The 2016 class of edge rushers has some quality in the first round, but a sharp decline in talent after that. Last year's draft featured a much more exciting group of edge rushers with first-round grades.
While most consider Ohio State's Joey Bosa the easy winner as the top edge rusher in the draft, something tells me that there will be teams who have Georgia's Leonard Floyd ahead of Bosa based on scheme fit and a projection of Floyd's upside. The race to see who is drafted first between Clemson defensive ends Shaq Lawson and Kevin Dodd should be an interesting one.
Eastern Kentucky's Noah Spence, who began his career at Ohio State, has a background that includes being banned from the Big Ten for failed drug tests. Oklahoma State DE Emmanuel Ogbah's makes lots of plays. Georgia's Jordan Jenkins might not get drafted until the third round, but he's as NFL-ready as any of the "tough-guy" edge setters in this year's class.
Let's explore the 2016 edge-defender class.
Teams with greatest need
Top 8 players at the position
1. Joey Bosa: Combines excellent hands and forward lean for quick wins around the edge. Bosa will need to make sure he plays with better balance as a pro and he'll have to find some workable counter moves to add to his rushing arsenal.
2. Leonard Floyd: Floyd is painfully thin and will struggle to match up with the strength of NFL players, but he is rangy in space, plays with a good motor and has traits as a pass rusher that would be a mistake to ignore.
3. Kevin Dodd: His lack of college snaps could preclude him from being "pro ready", but his instincts and football intelligence should expedite the learning process.
4. Shaq Lawson: The Lawson is built like a full-grown man and combines his instincts, toughness and power to fill up a stat sheet and set an early tone.
5. Noah Spence: It might take Spence a year or two to get used to the speed of the game, but he should become a starter early in his career.
6. Emmanuel Ogbah: Ogbah's power will serve him well against the run, but he will have to become more skilled as a pass rusher.
7. Kamalei Correa: NFL teams will be attracted by his quick-twitch athleticism and moldable traits as a pass rusher.
8. Kyle Fackrell: When it comes to the length and athleticism teams will look for off the edge, Fackrell will be one of the poster boys.
Sources Tell Us
"I think all that hype headed into the year hurt him some because he's not a superman off the edge. But he's a good player. He's athletic with good hands and every pass rusher starts to add to what they do in the pros. If he dedicates himself to the game, he's going to be one of the safest guys in the draft." -- NFC director of personnel on Ohio State's Joey Bosa
Noah Spence: Spence has a great story of redemption and posted impressive production last season, but I don't see a special edge rusher when I watch him. I see some of the traits, but I didn't see the edge bender I was expecting to see. I think he can be a productive NFL starter and part of a good defense, but I don't see him as a game-changing edge rusher.
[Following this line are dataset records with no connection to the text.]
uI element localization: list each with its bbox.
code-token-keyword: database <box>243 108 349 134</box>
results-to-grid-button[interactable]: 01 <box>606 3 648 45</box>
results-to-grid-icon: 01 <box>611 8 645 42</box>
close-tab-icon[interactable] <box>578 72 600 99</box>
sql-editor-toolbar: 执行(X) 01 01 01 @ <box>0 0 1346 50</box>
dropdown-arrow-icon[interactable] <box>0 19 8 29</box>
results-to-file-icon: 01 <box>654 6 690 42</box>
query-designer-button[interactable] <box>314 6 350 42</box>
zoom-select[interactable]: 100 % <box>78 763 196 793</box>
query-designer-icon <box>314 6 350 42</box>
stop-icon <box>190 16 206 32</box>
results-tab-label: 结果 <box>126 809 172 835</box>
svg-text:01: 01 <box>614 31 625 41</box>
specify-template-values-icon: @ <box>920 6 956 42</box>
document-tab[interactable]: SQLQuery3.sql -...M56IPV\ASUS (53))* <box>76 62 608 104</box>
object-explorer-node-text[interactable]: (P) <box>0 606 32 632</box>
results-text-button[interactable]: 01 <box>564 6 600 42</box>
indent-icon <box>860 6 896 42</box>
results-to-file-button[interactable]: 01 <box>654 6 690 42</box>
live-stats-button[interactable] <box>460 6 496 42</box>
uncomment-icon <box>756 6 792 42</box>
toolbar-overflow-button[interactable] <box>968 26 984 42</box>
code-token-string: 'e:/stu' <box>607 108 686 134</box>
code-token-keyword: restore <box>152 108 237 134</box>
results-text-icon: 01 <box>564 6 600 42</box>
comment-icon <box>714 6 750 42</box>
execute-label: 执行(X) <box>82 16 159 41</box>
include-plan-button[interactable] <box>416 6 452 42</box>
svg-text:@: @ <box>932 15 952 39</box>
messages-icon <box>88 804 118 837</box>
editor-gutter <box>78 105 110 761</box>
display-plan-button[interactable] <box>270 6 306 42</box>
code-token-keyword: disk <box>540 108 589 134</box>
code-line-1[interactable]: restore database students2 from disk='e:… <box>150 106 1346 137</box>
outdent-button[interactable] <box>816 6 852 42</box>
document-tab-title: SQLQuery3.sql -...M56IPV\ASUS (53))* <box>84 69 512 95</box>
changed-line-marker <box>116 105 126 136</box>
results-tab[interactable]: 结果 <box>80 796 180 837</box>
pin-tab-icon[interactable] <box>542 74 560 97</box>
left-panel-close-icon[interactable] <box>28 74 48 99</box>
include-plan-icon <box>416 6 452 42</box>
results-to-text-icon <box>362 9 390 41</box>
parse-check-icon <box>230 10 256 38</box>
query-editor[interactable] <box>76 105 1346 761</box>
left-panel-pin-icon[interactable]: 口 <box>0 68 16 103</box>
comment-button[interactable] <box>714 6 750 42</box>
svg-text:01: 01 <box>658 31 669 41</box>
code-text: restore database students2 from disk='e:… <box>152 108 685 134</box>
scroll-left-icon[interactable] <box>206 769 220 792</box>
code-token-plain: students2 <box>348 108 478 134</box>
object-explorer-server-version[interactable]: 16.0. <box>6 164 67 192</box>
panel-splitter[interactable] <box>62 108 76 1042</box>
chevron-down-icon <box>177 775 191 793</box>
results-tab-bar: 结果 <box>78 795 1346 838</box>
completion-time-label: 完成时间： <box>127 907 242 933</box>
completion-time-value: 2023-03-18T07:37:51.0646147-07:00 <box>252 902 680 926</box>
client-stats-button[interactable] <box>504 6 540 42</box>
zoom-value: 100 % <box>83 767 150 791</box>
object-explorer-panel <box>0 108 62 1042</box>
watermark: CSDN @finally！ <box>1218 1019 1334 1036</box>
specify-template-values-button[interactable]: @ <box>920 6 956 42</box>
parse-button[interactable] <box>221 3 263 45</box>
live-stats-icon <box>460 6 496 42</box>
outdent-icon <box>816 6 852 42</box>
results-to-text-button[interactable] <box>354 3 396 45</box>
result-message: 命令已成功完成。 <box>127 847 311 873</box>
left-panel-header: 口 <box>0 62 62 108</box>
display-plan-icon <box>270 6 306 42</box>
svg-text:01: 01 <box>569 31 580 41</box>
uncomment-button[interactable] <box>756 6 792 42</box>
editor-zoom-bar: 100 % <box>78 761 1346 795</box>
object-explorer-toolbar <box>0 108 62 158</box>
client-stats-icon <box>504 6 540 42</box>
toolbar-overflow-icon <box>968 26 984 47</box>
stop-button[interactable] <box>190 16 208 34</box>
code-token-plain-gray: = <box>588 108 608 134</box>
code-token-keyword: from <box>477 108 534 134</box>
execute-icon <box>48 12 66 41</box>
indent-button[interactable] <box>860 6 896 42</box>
Roy Robertson-Harris: Robertson has just a single season of production to hang his hat on, but that's because the light finally came on. The UTEP defensive end has outstanding size, length and athletic traits. He can play with a hand in the ground or standing up. I see an ascending talent who will outplay his draft slotting as a pro.
Boom or bust
Carl Nassib: Nassib's size and length have NFL scouts salivating, but does his overall play have them feeling the same way? The former walk-on was ultra-productive in 2015 and you have to love the fact that he made it to this point after former Penn State head coach Bill O'Brien questioned his talent as a collegiate player when Nassib was first starting out. He has a pedestrian lower body and isn't as strong as he needs to be, so we'll see if those long levers end up helping him become a plus pass rusher or just a one-year wonder from the Big Ten.
Stephen Weatherly: He has a really intriguing combination of arm length and closing burst off the edge. His get-off was inconsistent, but his 4.61-second 40-yard dash tells you that there is something there to work with here. His production at Vanderbilt was pretty good, but nothing special; however, with his range, closing burst and arm length, he has a chance to become a decent NFL starter as a 3-4 OLB or 4-3 DE.